Dennis E Toohey CPAg

President AAAC
2001-2003

Some observations on trends in rural Australia

Neil Barr, Department of Natural Resources and Environment Victoria, writing in Connections in May of this year, likens the modern farmer as one engaged in a continuing prisoner’s dilemma game called innovation. “If all farmers refused to improve their farming productivity and no-one else wanted to start a farm, there would be no pressure on their terms of trade. But few farmers can afford to sit still if their competitors are improving their productivity”.

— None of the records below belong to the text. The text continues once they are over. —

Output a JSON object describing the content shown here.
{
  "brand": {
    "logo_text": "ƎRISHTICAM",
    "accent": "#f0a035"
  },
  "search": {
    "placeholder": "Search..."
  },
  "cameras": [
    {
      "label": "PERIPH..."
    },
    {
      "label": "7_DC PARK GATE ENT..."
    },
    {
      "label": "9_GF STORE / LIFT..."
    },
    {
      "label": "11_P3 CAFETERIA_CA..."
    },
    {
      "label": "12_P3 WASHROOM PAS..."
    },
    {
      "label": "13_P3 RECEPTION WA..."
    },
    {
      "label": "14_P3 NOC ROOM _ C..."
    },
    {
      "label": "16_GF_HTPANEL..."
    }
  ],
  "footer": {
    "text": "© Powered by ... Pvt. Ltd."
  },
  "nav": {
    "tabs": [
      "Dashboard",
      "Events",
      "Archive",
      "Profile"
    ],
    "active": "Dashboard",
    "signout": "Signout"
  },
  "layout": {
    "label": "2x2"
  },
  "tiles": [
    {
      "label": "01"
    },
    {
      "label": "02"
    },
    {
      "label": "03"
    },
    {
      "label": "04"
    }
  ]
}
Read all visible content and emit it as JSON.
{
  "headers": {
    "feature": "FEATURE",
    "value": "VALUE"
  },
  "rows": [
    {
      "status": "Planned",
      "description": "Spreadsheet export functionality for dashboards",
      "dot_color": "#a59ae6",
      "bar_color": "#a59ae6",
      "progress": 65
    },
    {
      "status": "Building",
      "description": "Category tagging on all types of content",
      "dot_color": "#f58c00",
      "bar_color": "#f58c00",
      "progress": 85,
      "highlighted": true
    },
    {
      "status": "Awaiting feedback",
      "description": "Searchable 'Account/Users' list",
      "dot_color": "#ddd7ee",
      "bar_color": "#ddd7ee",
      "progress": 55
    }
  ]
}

Farm numbers are declining at around 1.5 per cent a year. Crase and Maybery from La Trobe University at Wodonga in reporting upon a 2001 survey of farmers in the NSW Murray Catchment found that the Catchment’s farmers’ average age is 52 and most have plans to retire in more than ten years. These two factors, the researchers speculated, may have important implications for the effectiveness of policy intervention as age is a significant impediment to the adoption of best practice. These same researchers typed the farmers based upon their values and objectives. These were economic objectives, lifestyle objectives and environmental objectives. Those farmers with strong economic objectives were less inclined to adopt best practice on pastures and remnant bush and native vegetation. Farmers seldom adopted best practice for a single enterprise where they found that a person who had adopted best practice for cropping were more likely to score higher on best practice for pastures or remnant bush and revegetation. Not surprising, these best practice farmers are more likely to continue seeking out information to maintain their standard of farm practices. Finally, this research supports the findings of others that the level of farm income holds the key to the future in terms of land stewardship.

Landcare has created unprecedented awareness about environmental issues and good farm management. But can landcare bring real and lasting benefit to rural landscapes, rural communities and rural livelihoods?

The renewal of emphasis on the customer, wherever they are, has lead to some fundamental changes of practices and attitudes of farmers and value-adding food and fibre businesses.

In table 1 (below), I present my interpretations of these trends in three time scales, albeit with a very broad brush.

Some reflections on the consulting profession

In 1963 a small number of farm management consultants formed the Farm Management Section of the Institute. From these quite modest beginnings emerged the Australian Association of Agricultural Consultants (AAAC), which is now a Section of the Australian Institute of Agricultural Science and Technology (AIAST).

The scope of services offered in those early days by AAAC members was very much farmer centred where consultants provided financial and production advice to the leading farmers of the time. Many consultants offered ‘whole farm advice’ but again the emphasis was on optimising the productivity of the farm’s enterprises.

Increasing diversity of consulting opportunities

Consultants of today are offering a much broader scope of services in response to the changing scene both on the farms, in industry and in government.

There are now increasing demands for whole farm advice that addresses the productivity, environmental and people resources of the business.

For much of the period since the 1960’s agricultural policies of governments were pro-development which enabled farmers to utilise their land and assets in a manner largely free of controls. The rural landscape had a high degree of sameness in terms of crops and livestock. Industries like aquaculture, private forestry were a rarity. Horticulture - trees, vines, berries and flowers - were confined to the outskirts of the large cities or the government-controlled irrigation areas of the Murray-Darling Basin. Tropical horticulture was characterised by bananas and pineapple.

This pro-development position of government has changed to one of viewing agriculture as an industry that has to account for its use and management of natural resources, the welfare of farm animals and the safety of workers. The previous real and in some situations perceived exemptions or enforcement latitudes have created a demand for every expanding specialisation of consultants.

Table 1. Some observations on trends in rural Australia

Issue

Yesteryear
(circa. 1980)

Today

Tomorrow
(near future)

Big ‘E’ environment

‘green’ - native forests wood chips

‘Brown and blue’ - salinity and water flows

Landscape major reduction in water for irrigation

Little ‘e’ environment - farmers

Farm voices of disquiet being heard and rising in volume

Landcare burnout.
Love has become mechanistic and planned
Tension between ‘e’ and catchment ‘E’

Farmers reclaim initiative via innovation and experimentation with $ from local farm-dependent businesses

Farm natural resource asset

Visually better having repaired landscape from rabbits.
Run down of N and P arrested.
Abundance of government initiated research, development and extension

Non farm organisations questioning farm management.
A regulatory framework.
Public good on private land.
Government extension away from productivity to public benefit programs

Market based resource management mechanisms.
NRM + productivity + social = market access, public $.
Lessening of resource use impact: footprint - softer and smaller.
Farmer initiated and controlled research, development and extension.

Trading

Power politics

Rules, World Trade Organisation

Rules + sustainable production systems

Australian farmers - maintaining profitability

Productivity to address rapid decline in terms of trade

Productivity + customer-focused segregation of products

Marketing based on loyalty. Customer relations. Input -output technology, eg precision agriculture. Managing risk

Farmer - customer relations

This is what I have to sell!

Courtship phase - I am interested in knowing performance of my product against other suppliers

Customer-focused: farmer and processing working side by side

Food quality and safety

Minimum standards set by government regulation.
End-point production inspection

Market access programs, eg Cattlecare.